Heat wave propagation due to power modulation in stochastic magnetic fields

Heat wave propagation due to power modulation in 3-dimensional chaotic magnetic fields is studied by solving the parallel heat transport equation using a Lagrangian-Green's function (LG) method [D. del-Castillo-Negrete et al., Phys. Rev. Letters 195004 (2011).] Going beyond previous works, we study time periodic sources using a novel Fourier-based numerical implementation of the LG method.

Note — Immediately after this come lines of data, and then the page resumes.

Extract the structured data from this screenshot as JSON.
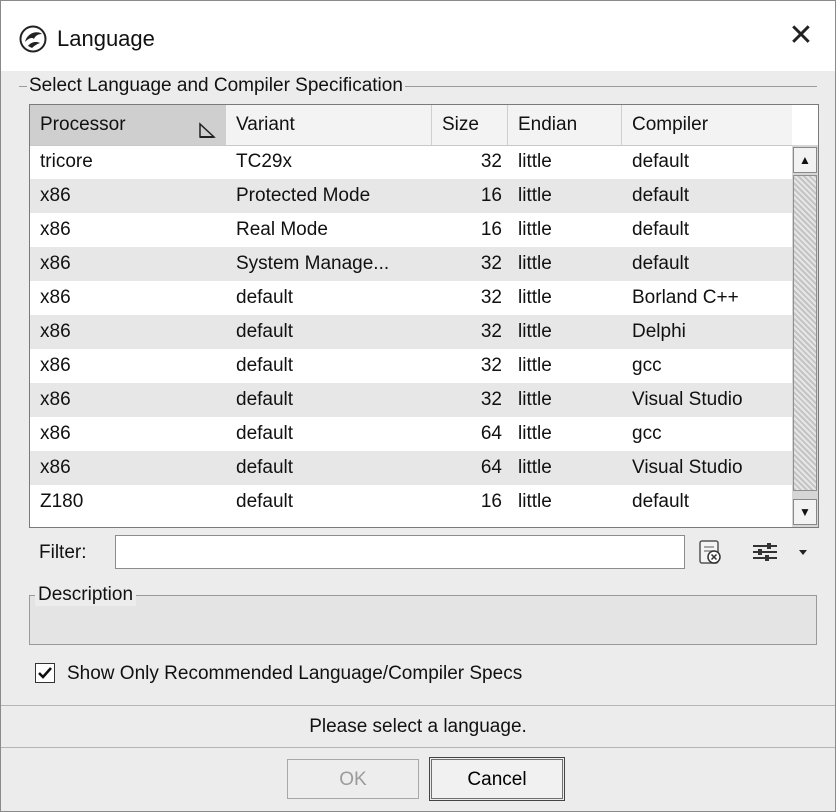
{
  "window": {
    "title": "Language",
    "close_glyph": "✕"
  },
  "table_group": {
    "legend": "Select Language and Compiler Specification",
    "columns": [
      "Processor",
      "Variant",
      "Size",
      "Endian",
      "Compiler"
    ],
    "sorted_column": "Processor",
    "rows": [
      [
        "tricore",
        "TC29x",
        "32",
        "little",
        "default"
      ],
      [
        "x86",
        "Protected Mode",
        "16",
        "little",
        "default"
      ],
      [
        "x86",
        "Real Mode",
        "16",
        "little",
        "default"
      ],
      [
        "x86",
        "System Manage...",
        "32",
        "little",
        "default"
      ],
      [
        "x86",
        "default",
        "32",
        "little",
        "Borland C++"
      ],
      [
        "x86",
        "default",
        "32",
        "little",
        "Delphi"
      ],
      [
        "x86",
        "default",
        "32",
        "little",
        "gcc"
      ],
      [
        "x86",
        "default",
        "32",
        "little",
        "Visual Studio"
      ],
      [
        "x86",
        "default",
        "64",
        "little",
        "gcc"
      ],
      [
        "x86",
        "default",
        "64",
        "little",
        "Visual Studio"
      ],
      [
        "Z180",
        "default",
        "16",
        "little",
        "default"
      ]
    ]
  },
  "filter": {
    "label": "Filter:",
    "value": "",
    "placeholder": ""
  },
  "icons": {
    "app": "ghidra-dragon-icon",
    "clear_filter": "clear-filter-icon",
    "filter_options": "filter-options-icon",
    "sort": "sort-ascending-icon"
  },
  "description": {
    "label": "Description",
    "text": ""
  },
  "recommended": {
    "label": "Show Only Recommended Language/Compiler Specs",
    "checked": true
  },
  "status": "Please select a language.",
  "buttons": {
    "ok": "OK",
    "cancel": "Cancel"
  }
}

The main problem addressed is the dependence of the heat wave propagation on the stochasticity (controlled by the amplitude of the magnetic field perturbation $\epsilon$) and the inverse penetration length $\gamma=\sqrt{\omega/ 2 \chi}$ (where $\chi$ is the parallel diffusivity and $\omega$ is the power modulation frequency). In all the cases considered there are no magnetic flux surfaces. However, radial transport is observed to depend strongly on $\epsilon$ and $\gamma$ due to the presence of {\em partial transport barriers}. Regions where the magnetic field connection length is large, correlate with regions where the radial propagation of the heat waves slows down and where the wave amplitude exhibits a steep gradient. Preliminary applications to recent heat pulse propagation experiments in DIII-D are discussed.